Open a new joystick attached to USB2 and set RefNum name for it. Get the joystick device associated with that RefNum name, but it comes back as another USB device (e.g. USB1).
On the driver station, the panel shows 2 separate devices, and pressing buttons on each one causes the indicators on the corresponding joystick lights to blink (effectively showing the classmate is reading two separate devices that are working correctly).
Probing the wire output of the Joystick’s Open.vi shows a USB1 device channel, even though USB2 is clearly wired to the input.
There is nothing must going on in the Joystick Open.vi
It just copies what is wired in into a cluster that just contains the device channel enum.
If you open a blank VI (without a project) Close your robot project and open a blank VI that will just run on your desk top not the cRIO.
Place a Joystick Open.vi in it and create an input control and an output indicator.
Run and see if you see the same results USB2 in but USB1 out.

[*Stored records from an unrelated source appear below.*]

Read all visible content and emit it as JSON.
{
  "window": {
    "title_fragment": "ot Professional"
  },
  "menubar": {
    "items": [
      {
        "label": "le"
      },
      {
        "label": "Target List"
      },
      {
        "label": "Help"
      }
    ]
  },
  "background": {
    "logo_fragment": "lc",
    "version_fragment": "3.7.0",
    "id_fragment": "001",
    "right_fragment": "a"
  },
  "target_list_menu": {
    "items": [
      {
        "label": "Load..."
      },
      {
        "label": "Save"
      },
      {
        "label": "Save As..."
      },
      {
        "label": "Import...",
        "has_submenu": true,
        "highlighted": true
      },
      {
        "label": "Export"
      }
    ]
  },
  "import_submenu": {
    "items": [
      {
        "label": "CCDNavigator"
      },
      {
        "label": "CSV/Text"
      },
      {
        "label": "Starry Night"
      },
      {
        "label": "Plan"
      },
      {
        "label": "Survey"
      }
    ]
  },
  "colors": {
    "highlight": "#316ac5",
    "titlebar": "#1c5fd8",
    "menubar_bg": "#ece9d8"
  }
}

You can do multiple copies (4) of Joystick Open and try all 4 USB at the same time.
If you see the same results then I think the problem is with the TypeDef of the enum (USB1, USB2, USB3, USB4) DeviceEnum.ctl
Check to see if it is still connected to the type def.

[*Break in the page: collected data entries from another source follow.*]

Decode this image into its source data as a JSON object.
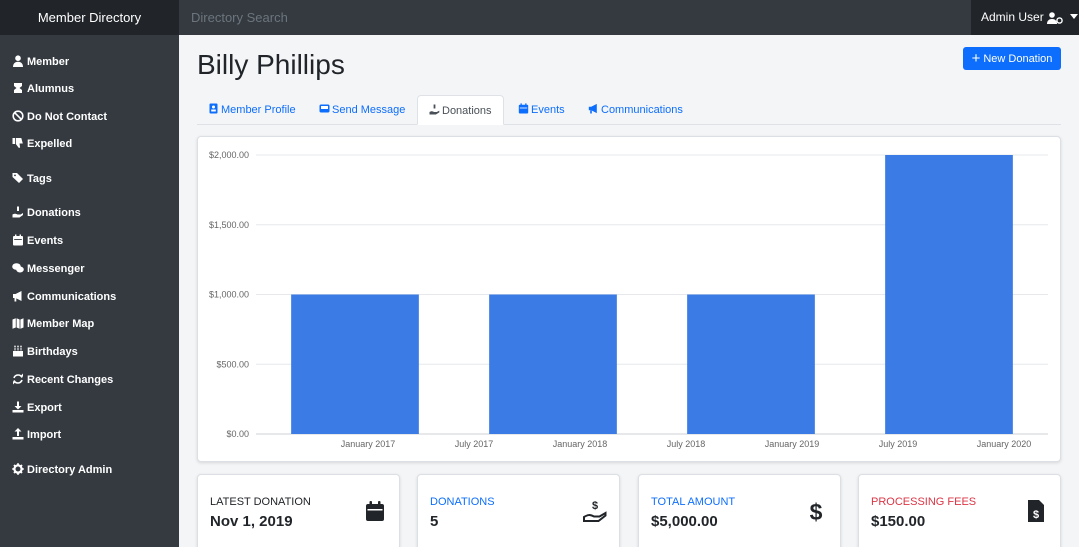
{
  "app": {
    "title": "Member Directory"
  },
  "search": {
    "placeholder": "Directory Search"
  },
  "user": {
    "name": "Admin User"
  },
  "sidebar": {
    "items": [
      {
        "label": "Member",
        "icon": "user-icon"
      },
      {
        "label": "Alumnus",
        "icon": "alumnus-icon"
      },
      {
        "label": "Do Not Contact",
        "icon": "ban-icon"
      },
      {
        "label": "Expelled",
        "icon": "thumbs-down-icon"
      },
      {
        "label": "Tags",
        "icon": "tags-icon"
      },
      {
        "label": "Donations",
        "icon": "hand-holding-usd-icon"
      },
      {
        "label": "Events",
        "icon": "calendar-icon"
      },
      {
        "label": "Messenger",
        "icon": "comments-icon"
      },
      {
        "label": "Communications",
        "icon": "bullhorn-icon"
      },
      {
        "label": "Member Map",
        "icon": "map-icon"
      },
      {
        "label": "Birthdays",
        "icon": "birthday-cake-icon"
      },
      {
        "label": "Recent Changes",
        "icon": "sync-icon"
      },
      {
        "label": "Export",
        "icon": "download-icon"
      },
      {
        "label": "Import",
        "icon": "upload-icon"
      },
      {
        "label": "Directory Admin",
        "icon": "cog-icon"
      }
    ]
  },
  "page": {
    "title": "Billy Phillips",
    "new_donation_label": "New Donation"
  },
  "tabs": [
    {
      "label": "Member Profile",
      "icon": "id-badge-icon",
      "active": false
    },
    {
      "label": "Send Message",
      "icon": "inbox-icon",
      "active": false
    },
    {
      "label": "Donations",
      "icon": "hand-holding-usd-icon",
      "active": true
    },
    {
      "label": "Events",
      "icon": "calendar-icon",
      "active": false
    },
    {
      "label": "Communications",
      "icon": "bullhorn-icon",
      "active": false
    }
  ],
  "chart_data": {
    "type": "bar",
    "title": "",
    "xlabel": "",
    "ylabel": "",
    "x_ticks": [
      "January 2017",
      "July 2017",
      "January 2018",
      "July 2018",
      "January 2019",
      "July 2019",
      "January 2020"
    ],
    "y_ticks": [
      "$0.00",
      "$500.00",
      "$1,000.00",
      "$1,500.00",
      "$2,000.00"
    ],
    "ylim": [
      0,
      2000
    ],
    "categories": [
      "2017",
      "2018",
      "2019",
      "2020"
    ],
    "values": [
      1000,
      1000,
      1000,
      2000
    ],
    "bar_color": "#3a7be6",
    "grid": true
  },
  "stats": [
    {
      "label": "Latest Donation",
      "value": "Nov 1, 2019",
      "label_color": "#212529",
      "icon": "calendar-icon"
    },
    {
      "label": "Donations",
      "value": "5",
      "label_color": "#0d6efd",
      "icon": "hand-holding-usd-icon"
    },
    {
      "label": "Total Amount",
      "value": "$5,000.00",
      "label_color": "#0d6efd",
      "icon": "dollar-sign-icon"
    },
    {
      "label": "Processing Fees",
      "value": "$150.00",
      "label_color": "#dc3545",
      "icon": "file-invoice-dollar-icon"
    }
  ]
}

Is the constant enum that you are feeding into the Open VI also still connected to the SAME type def
Are the items in the type def still
USB1 = 0
USB2 = 1
USB3 = 2
USB4 = 3
Plus is everything still a U16 data type?
These are the only things that I can think of that cause the Open VI to output USB1 even though USB2 is clearly wired to the input
I recently helped a team resolve symptoms that perfectly match what you describe. I’m 99% sure you have a minor mismatch in the RefNum names. Look for extra leading or trailing spaces, or upper/lower case differences.
The Begin vi is called only once. Probes I try to place there after it has already run always show the default values. It looks like the actual values on the wires go away once they are no longer needed.
One thing you can do to keep wire values (for probing) after you run, is to press the “Retain Wire Values” button. It’s the button next to the “Highlight Execution” (lightbulb) button. But be aware this can use a lot of memory if you have huge data arrays.
Could this also be related to that Joystick list on the DriverStation application? (I think it’s in the Diagnostics tab)
You can select one of the USB devices and drag it up or down and re-assign which joystick is which. I’ve often wondered how this gets implemented since it overrides the USB assignments made in the Begin VI.
The JoySticks are assign USB number based on the serial number of each USB Joystick. Windows remembers which actual phyical joystick was assigned which USB# based on the serial number of the joystick.
So when you drag the joysticks around in the Diagnostics tab you are tell the system that you want the joystick with serial number XXXXXXXX to be USB1 and the joystick with serial number YYYYYYY to be USB2. So when in the Begin.VI you know which phyical joystick you are opening
You do not need to know the serial number the Diagnostics tab takes care of that.
USB joysticks can have serial numbers, but due to cost issues, they rarely do. Instead, the vendor and product info identifies them, with the order they are identified on the bus being the id for identical joysticks.
This doesn’t really affect what you are saying except that there are corner cases which will not work as you might expect – for example, unplug the hub, swap two identical joysticks within the hub, replug the hub, and the computer can’t tell that anything changed. If they had serial numbers, the joystick values would follow the serial numbers. Without serial numbers, they are tied to the port.